Because you are both absolutely right.

vjvjvjvjghv

an hour ago

"Drug prices in the US are high for non-generic drugs because patent law gives the patent holder an artificial government-granted monopoly, which is blatantly not "pure" or "maximum capitalistic"."

This is very much capitalistic. It's not competitive markets (which are good for consumers) but capitalists hate competition once they have made it to the top.

datsci_est_2015

9 minutes ago

And yet, the defense of the status quo often relies on the supposition that the US is a capitalist nation, perhaps even a “maximally capitalist” one.

I’ll have to keep this in mind the next time it comes up…

Aurornis

2 hours ago

> This is interesting because the USA claims to pursue a maximum capitalistic society

I don’t know why you think this. The US is not a maximally capitalist society. The reason drug prices are so high is due to regulations restriction who can manufacture them due to government-granted temporary monopolies through patent law.

If the US was maximally capitalist it would be a free for all with no patent protection.

simiones

5 minutes ago

> If the US was maximally capitalist it would be a free for all with no patent protection.

The much more likely alternative in a maximally capitalist / free market maximalist society would be keeping all drug formulas as trade secrets, and thereby having all drugs as branded, no generics whatsoever (or few - perhaps some substances could be reverse engineered). In such a society, having the state force companies to publish their formulas would be seen as unacceptable interference in the free market, almost certainly.

vjvjvjvjghv

an hour ago

You are confusing capitalism with competitive markets. These are very different things.

MrBuddyCasino

2 hours ago

Look at the development of price and quality of something that is outside the regulated medical system, like eg Lasik, and everything within that system. Its like night and day.

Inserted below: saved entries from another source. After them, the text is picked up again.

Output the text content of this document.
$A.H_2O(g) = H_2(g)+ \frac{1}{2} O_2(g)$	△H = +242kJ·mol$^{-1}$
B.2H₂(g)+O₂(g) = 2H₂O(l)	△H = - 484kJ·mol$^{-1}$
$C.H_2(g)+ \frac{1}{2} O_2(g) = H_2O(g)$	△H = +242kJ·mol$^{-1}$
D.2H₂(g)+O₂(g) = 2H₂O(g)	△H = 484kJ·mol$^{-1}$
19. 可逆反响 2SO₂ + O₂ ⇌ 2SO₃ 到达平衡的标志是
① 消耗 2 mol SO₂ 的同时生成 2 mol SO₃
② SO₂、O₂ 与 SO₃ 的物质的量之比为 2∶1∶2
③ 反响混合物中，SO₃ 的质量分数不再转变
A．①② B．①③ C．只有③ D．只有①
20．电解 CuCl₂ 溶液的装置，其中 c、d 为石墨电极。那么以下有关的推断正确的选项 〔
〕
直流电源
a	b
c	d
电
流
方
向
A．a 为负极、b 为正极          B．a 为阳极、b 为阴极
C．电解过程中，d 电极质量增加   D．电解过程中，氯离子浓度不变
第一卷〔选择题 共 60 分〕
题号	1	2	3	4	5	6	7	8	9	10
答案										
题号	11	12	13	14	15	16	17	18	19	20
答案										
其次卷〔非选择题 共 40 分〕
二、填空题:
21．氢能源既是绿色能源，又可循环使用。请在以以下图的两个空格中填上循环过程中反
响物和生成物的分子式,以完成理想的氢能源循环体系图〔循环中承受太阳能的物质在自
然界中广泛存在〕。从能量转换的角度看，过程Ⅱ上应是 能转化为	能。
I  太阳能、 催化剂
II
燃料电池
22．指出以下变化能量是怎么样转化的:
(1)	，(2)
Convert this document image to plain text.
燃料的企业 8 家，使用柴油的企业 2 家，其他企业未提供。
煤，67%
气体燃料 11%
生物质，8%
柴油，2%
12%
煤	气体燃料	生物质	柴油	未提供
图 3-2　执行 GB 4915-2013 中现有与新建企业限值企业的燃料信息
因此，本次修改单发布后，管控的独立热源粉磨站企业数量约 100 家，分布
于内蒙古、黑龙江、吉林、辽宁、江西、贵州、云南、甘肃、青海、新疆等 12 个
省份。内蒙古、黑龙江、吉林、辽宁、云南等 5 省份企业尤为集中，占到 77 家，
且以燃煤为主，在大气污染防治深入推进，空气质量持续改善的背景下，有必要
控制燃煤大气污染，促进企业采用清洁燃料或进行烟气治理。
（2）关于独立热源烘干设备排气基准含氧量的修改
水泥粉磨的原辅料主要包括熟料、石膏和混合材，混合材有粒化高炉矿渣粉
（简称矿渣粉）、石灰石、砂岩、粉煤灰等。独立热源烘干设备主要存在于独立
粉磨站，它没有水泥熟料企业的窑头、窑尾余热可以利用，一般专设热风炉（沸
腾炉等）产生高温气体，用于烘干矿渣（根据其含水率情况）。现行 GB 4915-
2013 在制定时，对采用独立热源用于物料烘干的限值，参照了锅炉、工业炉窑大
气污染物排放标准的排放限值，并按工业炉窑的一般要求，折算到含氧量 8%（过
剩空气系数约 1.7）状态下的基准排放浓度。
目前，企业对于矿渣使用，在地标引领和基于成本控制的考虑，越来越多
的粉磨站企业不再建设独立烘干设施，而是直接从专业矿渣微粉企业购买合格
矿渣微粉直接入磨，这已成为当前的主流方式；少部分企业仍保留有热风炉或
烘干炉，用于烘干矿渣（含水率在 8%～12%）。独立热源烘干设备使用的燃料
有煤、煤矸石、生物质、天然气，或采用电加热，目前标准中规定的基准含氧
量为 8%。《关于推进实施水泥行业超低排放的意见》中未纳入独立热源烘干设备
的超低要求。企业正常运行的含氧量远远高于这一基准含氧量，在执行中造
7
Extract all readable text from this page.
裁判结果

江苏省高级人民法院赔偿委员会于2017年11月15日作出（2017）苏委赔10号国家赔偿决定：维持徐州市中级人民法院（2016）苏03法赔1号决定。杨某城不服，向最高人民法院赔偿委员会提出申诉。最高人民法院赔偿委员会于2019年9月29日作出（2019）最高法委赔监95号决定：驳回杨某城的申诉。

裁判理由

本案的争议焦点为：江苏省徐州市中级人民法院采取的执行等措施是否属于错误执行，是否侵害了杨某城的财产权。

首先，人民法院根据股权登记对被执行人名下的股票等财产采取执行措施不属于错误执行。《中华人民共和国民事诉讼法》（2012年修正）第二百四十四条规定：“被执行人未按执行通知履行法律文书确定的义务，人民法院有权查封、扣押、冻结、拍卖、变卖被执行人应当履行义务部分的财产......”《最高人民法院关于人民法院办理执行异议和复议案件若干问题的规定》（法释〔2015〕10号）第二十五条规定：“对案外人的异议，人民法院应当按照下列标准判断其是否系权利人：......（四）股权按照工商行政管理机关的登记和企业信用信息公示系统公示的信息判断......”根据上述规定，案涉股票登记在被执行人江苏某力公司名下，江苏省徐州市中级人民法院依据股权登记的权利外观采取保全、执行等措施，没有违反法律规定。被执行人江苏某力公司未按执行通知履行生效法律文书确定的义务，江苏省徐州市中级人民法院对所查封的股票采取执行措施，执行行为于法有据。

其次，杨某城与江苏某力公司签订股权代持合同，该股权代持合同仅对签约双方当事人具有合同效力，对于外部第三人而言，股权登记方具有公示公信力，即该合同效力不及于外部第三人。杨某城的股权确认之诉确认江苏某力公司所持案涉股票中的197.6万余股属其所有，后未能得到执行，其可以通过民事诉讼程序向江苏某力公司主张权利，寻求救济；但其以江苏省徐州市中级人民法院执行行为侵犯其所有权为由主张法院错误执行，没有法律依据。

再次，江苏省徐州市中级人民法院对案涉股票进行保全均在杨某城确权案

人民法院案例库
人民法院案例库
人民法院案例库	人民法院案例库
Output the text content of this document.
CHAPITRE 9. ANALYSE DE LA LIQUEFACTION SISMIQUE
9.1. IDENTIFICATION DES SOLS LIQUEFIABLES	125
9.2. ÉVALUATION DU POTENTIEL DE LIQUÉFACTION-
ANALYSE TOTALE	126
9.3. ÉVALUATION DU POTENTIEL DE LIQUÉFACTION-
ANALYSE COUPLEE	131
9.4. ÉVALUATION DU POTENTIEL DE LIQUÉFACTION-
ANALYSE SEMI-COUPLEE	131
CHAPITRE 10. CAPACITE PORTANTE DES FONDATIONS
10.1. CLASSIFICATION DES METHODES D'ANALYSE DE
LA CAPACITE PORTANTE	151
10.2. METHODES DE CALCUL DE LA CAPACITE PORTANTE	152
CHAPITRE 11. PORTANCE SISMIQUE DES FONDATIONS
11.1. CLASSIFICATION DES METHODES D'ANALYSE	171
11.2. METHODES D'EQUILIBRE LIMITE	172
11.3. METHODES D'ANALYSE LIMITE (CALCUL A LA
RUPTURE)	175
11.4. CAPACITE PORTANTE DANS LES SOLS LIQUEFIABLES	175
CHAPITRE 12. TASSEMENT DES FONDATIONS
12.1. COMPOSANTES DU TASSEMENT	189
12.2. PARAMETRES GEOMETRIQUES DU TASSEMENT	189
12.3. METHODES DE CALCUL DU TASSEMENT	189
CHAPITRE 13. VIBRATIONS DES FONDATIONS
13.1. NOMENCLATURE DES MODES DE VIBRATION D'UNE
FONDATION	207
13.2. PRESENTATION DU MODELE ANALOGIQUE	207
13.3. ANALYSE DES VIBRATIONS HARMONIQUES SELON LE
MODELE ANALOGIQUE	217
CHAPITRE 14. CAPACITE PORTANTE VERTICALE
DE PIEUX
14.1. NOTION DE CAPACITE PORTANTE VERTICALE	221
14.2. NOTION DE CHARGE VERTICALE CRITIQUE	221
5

If we had proper competition and price discovery, things would be much better.

Geeek

2 hours ago

On the other hand, dental work, especially anything above basic filings, are prohibitively expensive. I'd say Lasik is the exception, not the rule.

Der_Einzige

14 minutes ago

Dentists are only slightly more honest as a profession than Chiropractors. More than half of the one's you meet are outright fraudsters/charlatans/scammers. Most who work in that business will reincarnate as cockroaches or durian fruits.

mothballed

an hour ago

Are you in the US? This is not my experience at all. I've paid in US <2000 for dental invasive surgery including general anesthesia straight cash. That's approaching prices for medical care in Mexico.

MrBuddyCasino

2 hours ago

Are you under the impression that dentists are under competitive pressure? The labour supply is artificially limited, similar to other doctor specialisations.

bluGill

2 hours ago

The US is not a capitalist society, it is a liberal society. Capitalism is a consequence of that but it isn't the reason.